Сама собой дернулась рука – хвать за перила, за стойку. Стойка осталась в руке. Тррысь! – с гнилым треском расселся настил. Все исчезло – Вика летела вниз. Плюх! – и ничего больше, кроме леденящего мокрого холода, сразу сковало, будто железными обручами, руки, ребра, дыханье, черные и оранжевые круги замельтешили перед глазами. Из груди рвался вопль смертного ужаса, но Вика не знала, удалось ли ей крикнуть.
Крикнуть удалось. «А-а-а!» так страшно, надрывно взмыло в плотный потолок туч, что услышали шагах в ста позади Арин-ка и Галка. Перед речкой улица горбом, мостика и не видно на таком расстоянии, просто – каждый день ходишь, да не по разу на дню, так уж точно знаешь, где он. И девчонки сразу поняли, что случилось: сначала удар чем-то мягким, потом сухой, щепяной треск, а потом истошное «а-а-а» – точно, сорвался кто-то с мостика!
Подхватились, подбежали. Перила сломаны, настил провален, на воде круги. И все.

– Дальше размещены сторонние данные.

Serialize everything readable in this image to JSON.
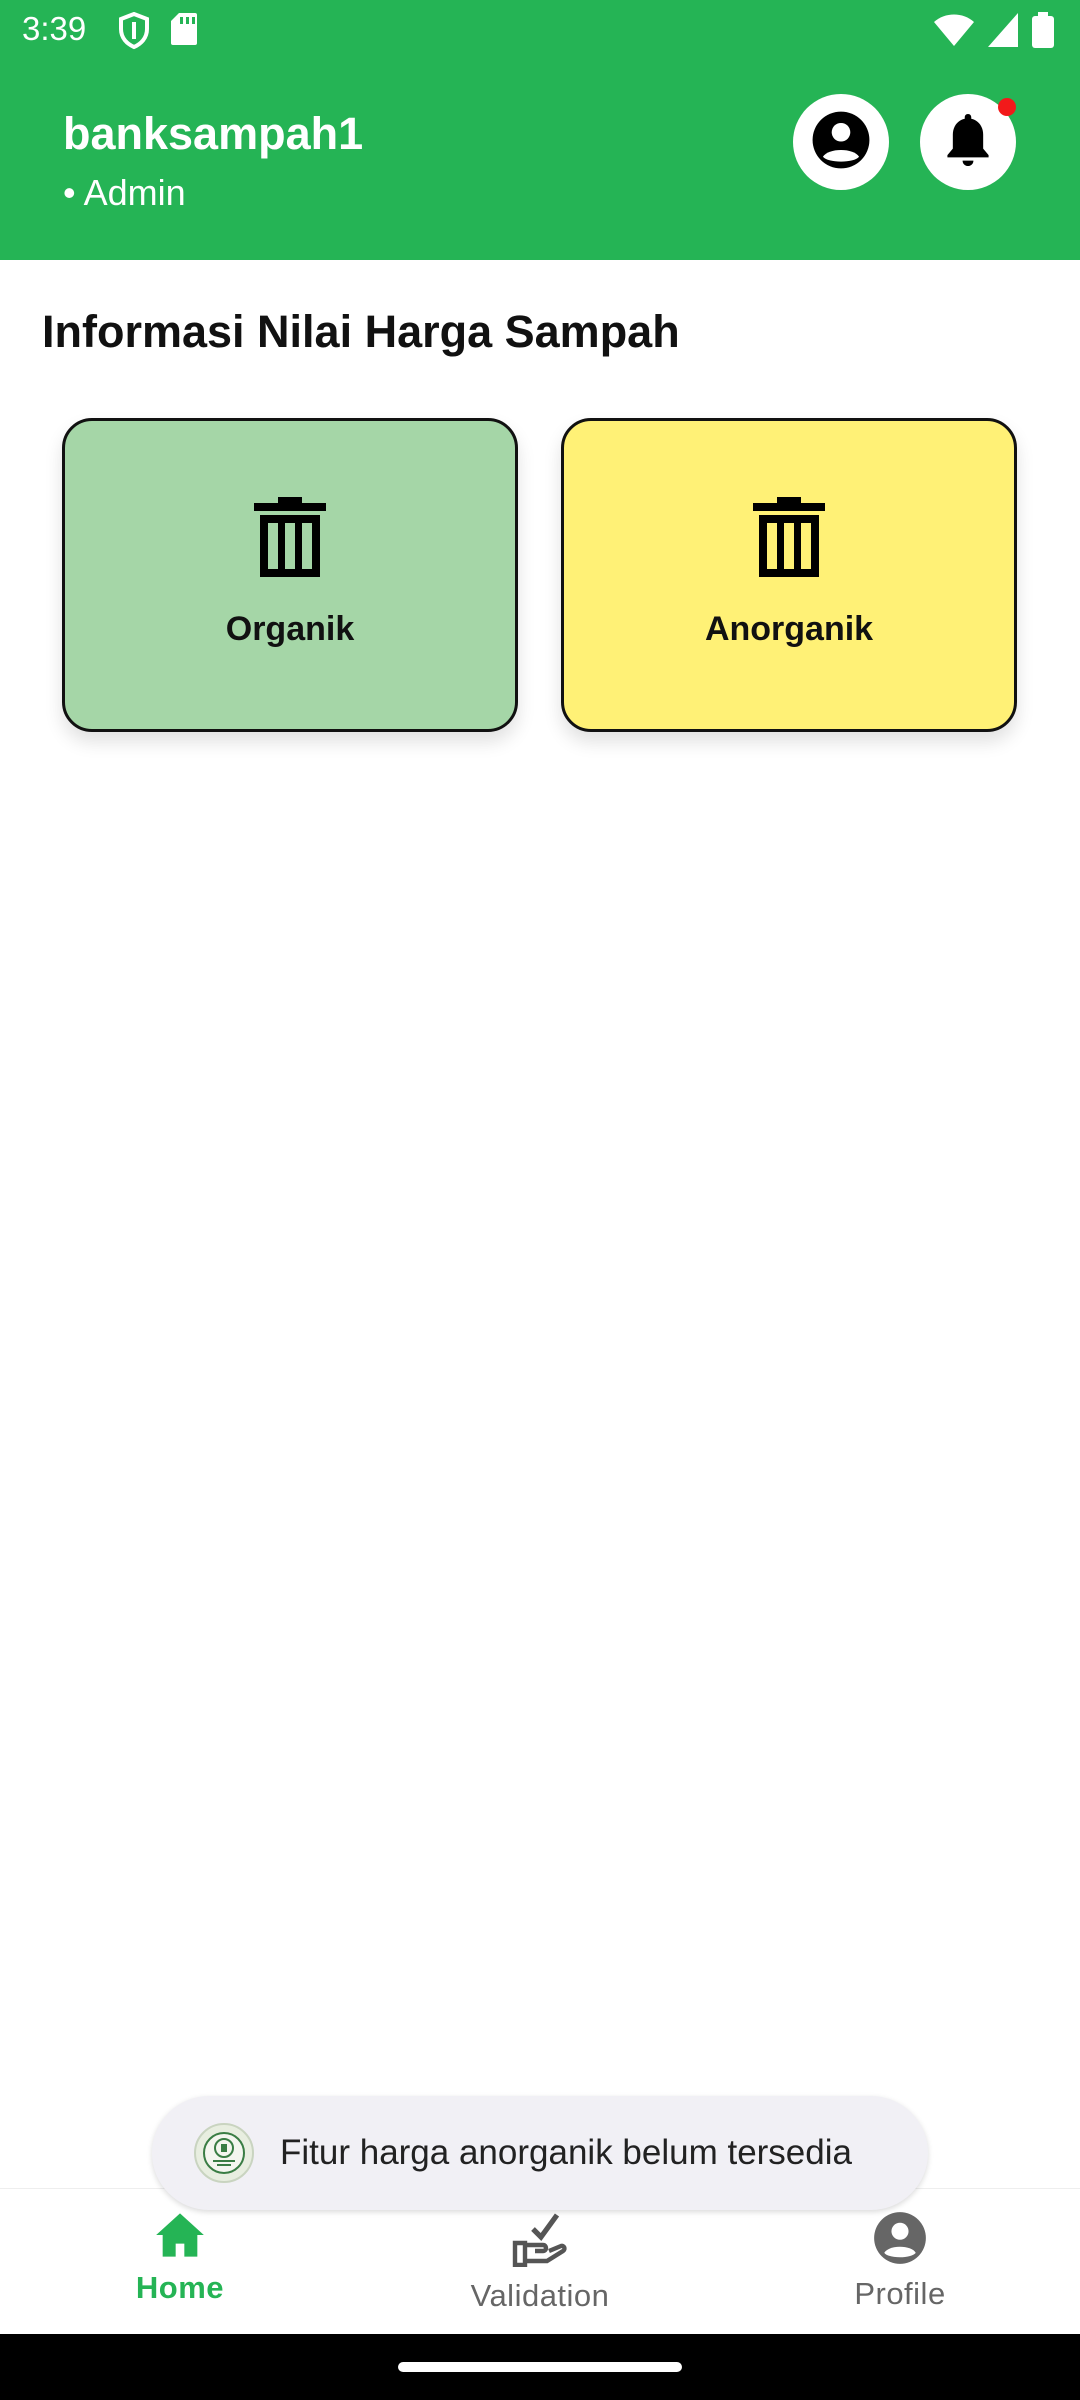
{
  "status_bar": {
    "time": "3:39",
    "left_icons": [
      "shield-icon",
      "sd-card-icon"
    ],
    "right_icons": [
      "wifi-icon",
      "signal-icon",
      "battery-icon"
    ]
  },
  "header": {
    "user_name": "banksampah1",
    "user_role": "• Admin",
    "background_color": "#25b455",
    "notification_dot_color": "#f21a1a"
  },
  "main": {
    "section_title": "Informasi Nilai Harga Sampah",
    "cards": [
      {
        "label": "Organik",
        "icon": "trash-icon",
        "color": "#a5d6a7"
      },
      {
        "label": "Anorganik",
        "icon": "trash-icon",
        "color": "#fff176"
      }
    ]
  },
  "toast": {
    "logo": "eco-trash-bank-logo",
    "message": "Fitur harga anorganik belum tersedia"
  },
  "bottom_nav": {
    "items": [
      {
        "label": "Home",
        "icon": "home-icon",
        "active": true
      },
      {
        "label": "Validation",
        "icon": "hand-check-icon",
        "active": false
      },
      {
        "label": "Profile",
        "icon": "account-circle-icon",
        "active": false
      }
    ],
    "active_color": "#25b455"
  }
}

Если кто-то сорвался в реку в этом месте, то прыгать с мостика бесполезно. Даже летом. А сейчас декабрь, вода ледяная. Не спасешь, только утонешь вместе с бедолагой. До воды метра три-четыре – это нужна, значит, палка такой длины, чтобы утопающему подать. А как Вичка за нее схватится, если она больше не кричит, из воды не высовывается, – значит, захлебнулась уже? К тому же в реке течение. Будет тащить вниз. То есть Вичку уже тащит. Кто решил ее спасти – должен, выходит, ниже мостика в реку сунуться, перехватить. Ниже – обрыв, те же три-четыре метра, с него надо спрыгнуть, внизу плоский, отмелый берег, и вот с него-то надо ловить. А кто в декабре отважится в реку соваться…
– Я бегу звать! – выдохнула Аринка и побежала назад, от мостика к шоссе, крича: – Спасите! Спасите! Утонула!

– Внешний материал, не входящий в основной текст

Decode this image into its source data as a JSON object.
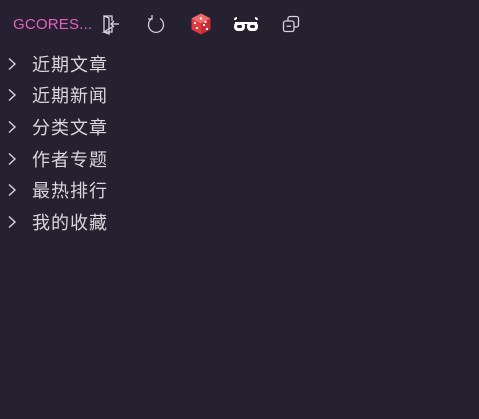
{
  "toolbar": {
    "title": "GCORES...",
    "title_color": "#e85fc3",
    "buttons": [
      {
        "icon": "sign-out-icon",
        "label": ""
      },
      {
        "icon": "refresh-icon",
        "label": ""
      },
      {
        "icon": "dice-icon",
        "label": ""
      },
      {
        "icon": "glasses-icon",
        "label": ""
      },
      {
        "icon": "collapse-all-icon",
        "label": ""
      }
    ]
  },
  "menu": {
    "items": [
      {
        "label": "近期文章",
        "icon": "chevron-right-icon"
      },
      {
        "label": "近期新闻",
        "icon": "chevron-right-icon"
      },
      {
        "label": "分类文章",
        "icon": "chevron-right-icon"
      },
      {
        "label": "作者专题",
        "icon": "chevron-right-icon"
      },
      {
        "label": "最热排行",
        "icon": "chevron-right-icon"
      },
      {
        "label": "我的收藏",
        "icon": "chevron-right-icon"
      }
    ]
  },
  "colors": {
    "background": "#252130",
    "text": "#d9d6df",
    "accent": "#e85fc3",
    "dice": "#e0393e"
  }
}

А Галка не побежала, потому что ей попалась на глаза, кажется, такая самая палка, как надо. Доска метра в три. Схватила – да, можно поднять, удобно! Если эту доску опустить туда, в обрыв, и прыгнуть, держась за нее, – можно приземлиться на сухое место! И уж ею, этой доской, шарить в речке…
У-ух! Пролететь, держась за доску, получилось. Приземлилась не в воду. Правда, сапоги сразу стало засасывать. Ну, где? Сунула доску в бурые струи. Конец от берега очень уж недалеко плюхнулся. Где там Вичку тащит, как ее зацепить?